California Paycheck Calculator
From gross salary to the number that actually hits your bank account
California has a progressive state income tax with nine brackets ranging from 1% to 12.3%, plus an additional 1% Mental Health Services surcharge on income above $1 million — making the top marginal rate 13.3%, the highest of any US state. For most workers earning a middle-class income, however, the effective (average) California state tax rate is considerably lower than those top figures suggest.
For a single filer earning $75,000, the calculation works roughly like this: after applying California's standard deduction (~$5,706), taxable income is approximately $69,294. Running that through the progressive brackets yields an estimated California state income tax of about $3,000–$3,200, which is an effective rate of roughly 4.0–4.3% on gross income.
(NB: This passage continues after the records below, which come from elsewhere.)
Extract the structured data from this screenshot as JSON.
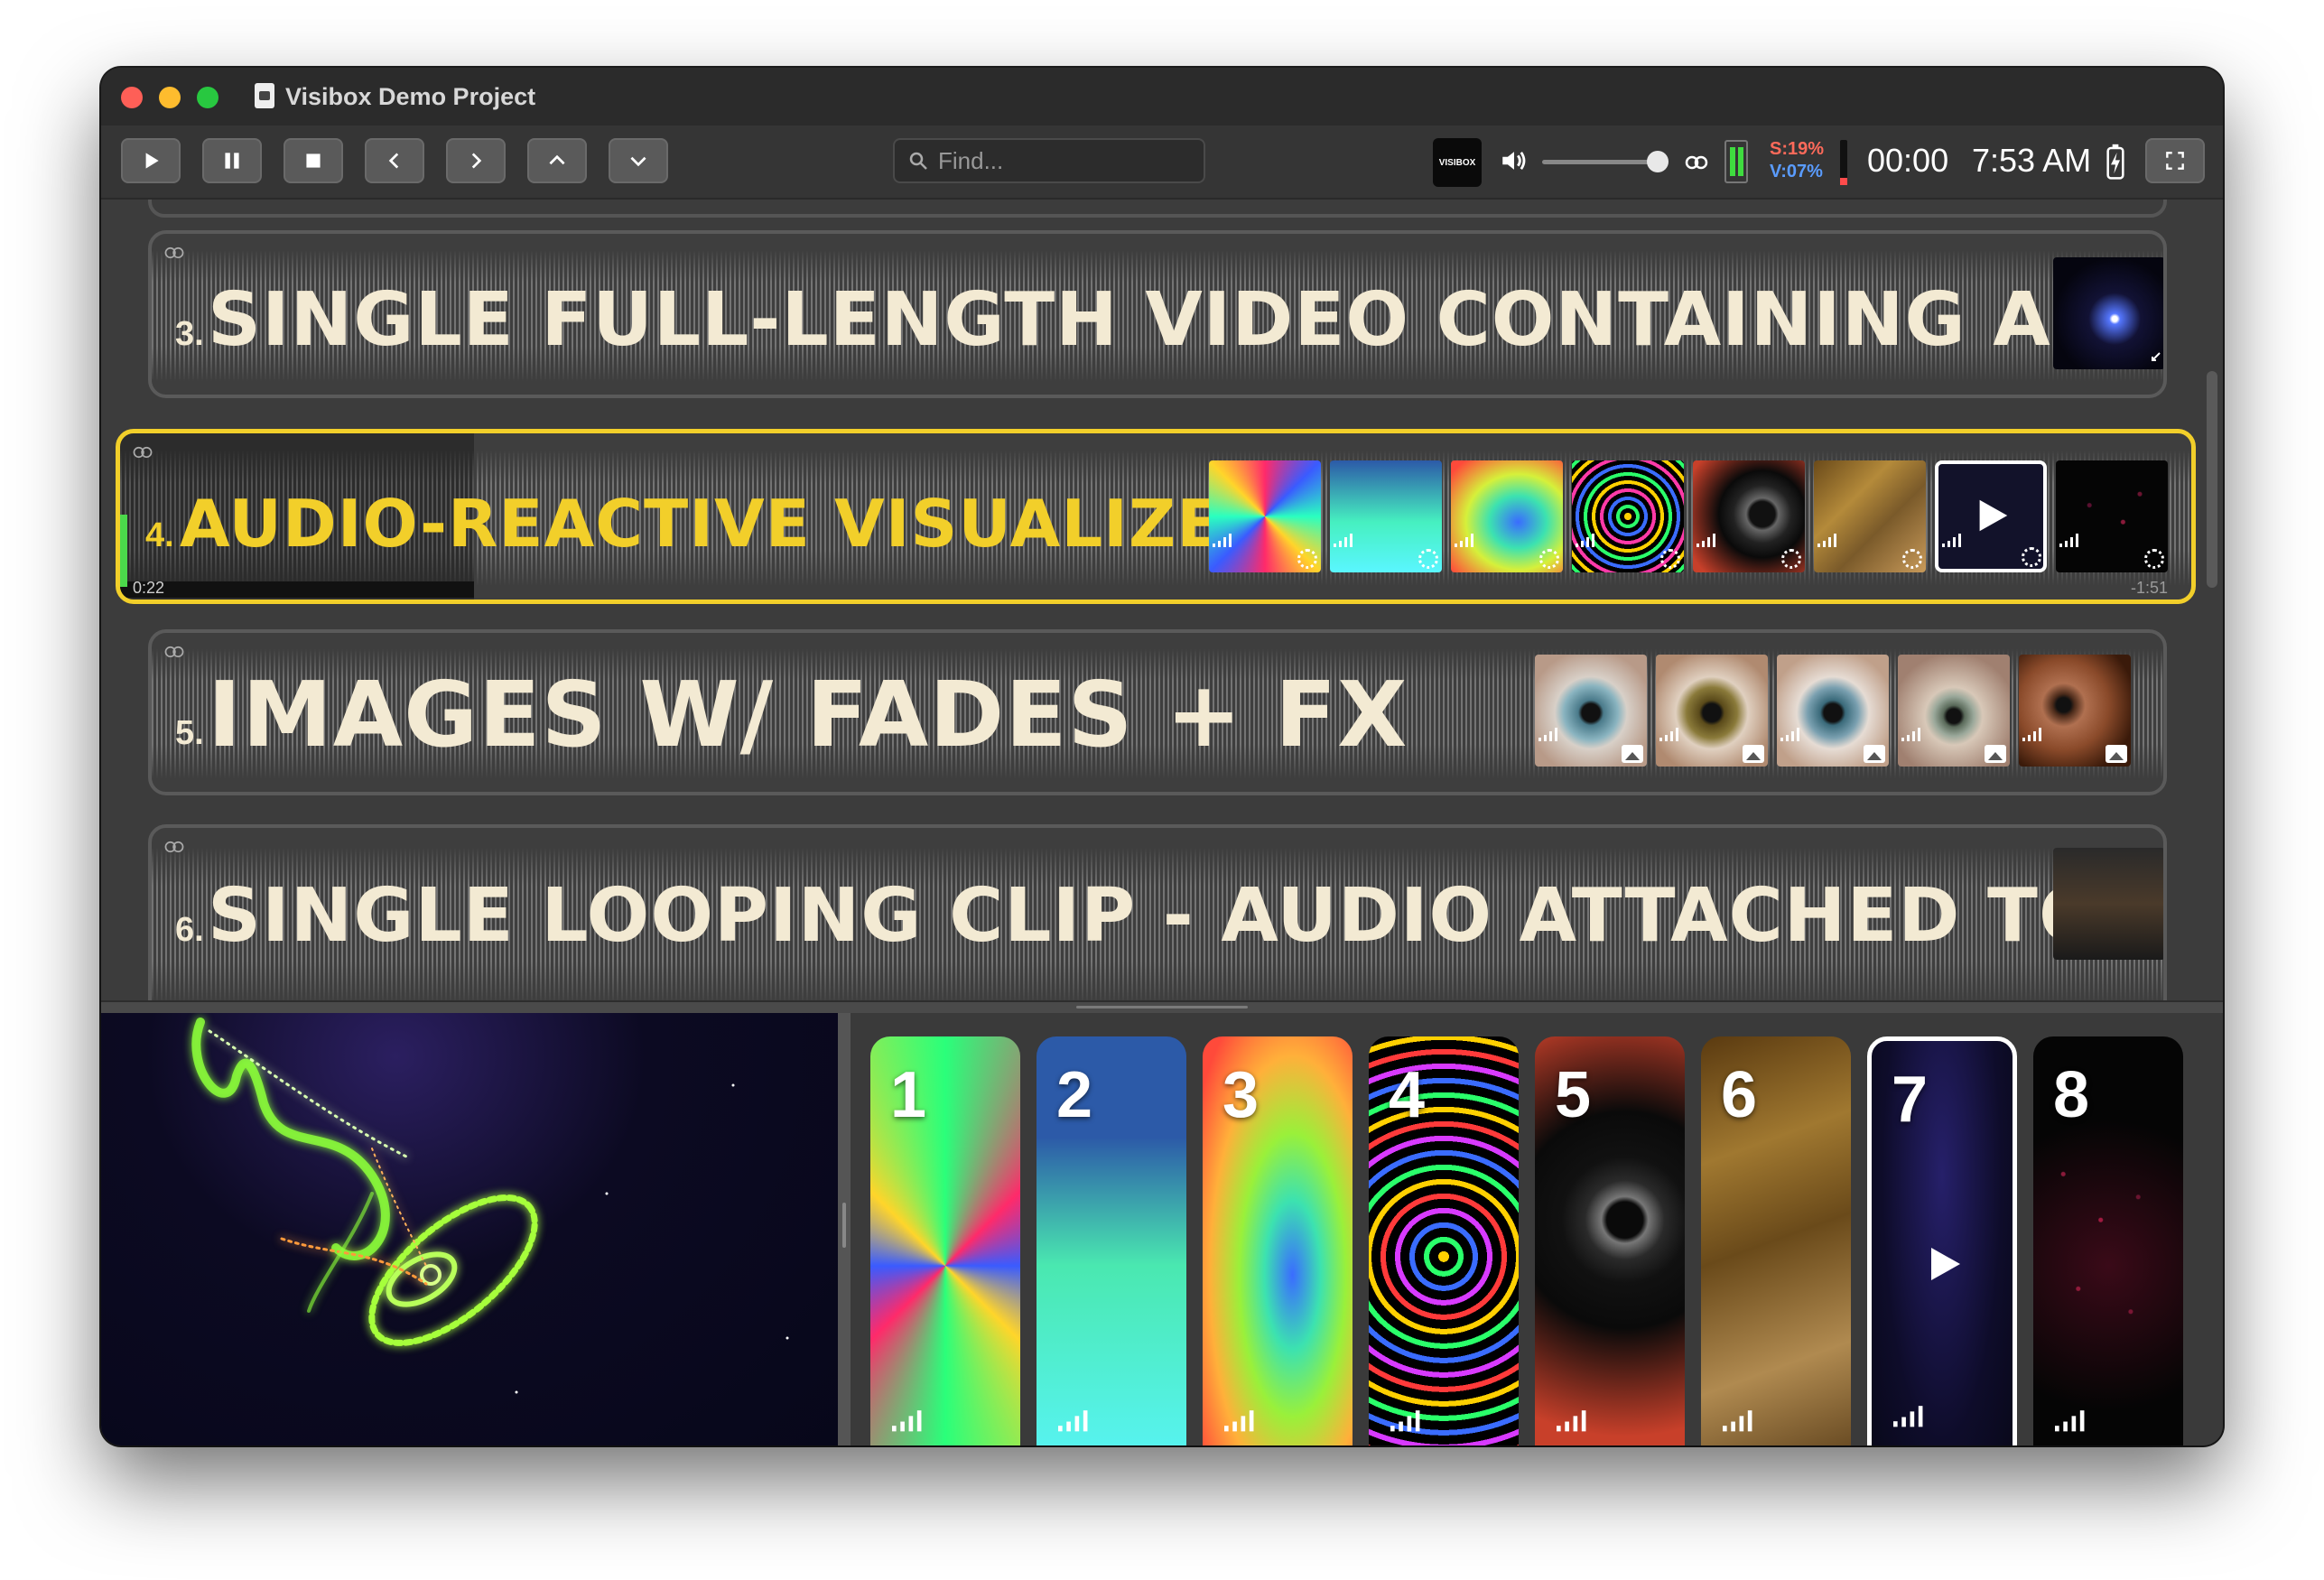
{
  "window": {
    "title": "Visibox Demo Project"
  },
  "toolbar": {
    "search_placeholder": "Find...",
    "logo_text": "VISIBOX",
    "cpu_s": "S:19%",
    "cpu_v": "V:07%",
    "timecode": "00:00",
    "clock": "7:53 AM",
    "colors": {
      "s": "#ff6a5a",
      "v": "#5a9cff",
      "meter": "#3fdc3f"
    }
  },
  "cues": [
    {
      "num": "3.",
      "title": "SINGLE FULL-LENGTH VIDEO CONTAINING AUDIO"
    },
    {
      "num": "4.",
      "title": "AUDIO-REACTIVE VISUALIZERS",
      "elapsed": "0:22",
      "remaining": "-1:51",
      "progress": 0.17
    },
    {
      "num": "5.",
      "title": "IMAGES W/ FADES + FX"
    },
    {
      "num": "6.",
      "title": "SINGLE LOOPING CLIP - AUDIO ATTACHED TO SONG"
    }
  ],
  "bank": {
    "tiles": [
      {
        "num": "1",
        "icon": "kaleidoscope-visual"
      },
      {
        "num": "2",
        "icon": "gradient-visual"
      },
      {
        "num": "3",
        "icon": "rainbow-blur-visual"
      },
      {
        "num": "4",
        "icon": "concentric-rings-visual"
      },
      {
        "num": "5",
        "icon": "swirl-visual"
      },
      {
        "num": "6",
        "icon": "gold-texture-visual"
      },
      {
        "num": "7",
        "icon": "play-icon"
      },
      {
        "num": "8",
        "icon": "particles-visual"
      }
    ]
  },
  "accent": "#f2cf2a"
}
That is noticeably higher than zero-income-tax states like Texas or Florida, where state income tax is $0.
Beyond state tax, your California paycheck is also reduced by federal income tax, Social Security (6.2%), and Medicare (1.45%) — costs that apply regardless of which state you live in. California also has State Disability Insurance (SDI), which is withheld at 1.1% of gross wages (no wage cap as of 2025).
Combining all withholdings, a California employee earning $75,000 annually might take home roughly $54,000–$57,000 net, depending on filing status and deductions. Use this calculator to estimate your own situation — adjust the state rate to match your income level and filing status for a more precise result. These figures are estimates only and not tax advice.
Practical example — California
A single Californian earning $75,000 in 2025 can expect to take home approximately $54,500–$56,500 after federal income tax, California state income tax (~$3,100), Social Security, Medicare, and SDI (1.1%) are all withheld — leaving roughly 73–75 cents of every dollar earned.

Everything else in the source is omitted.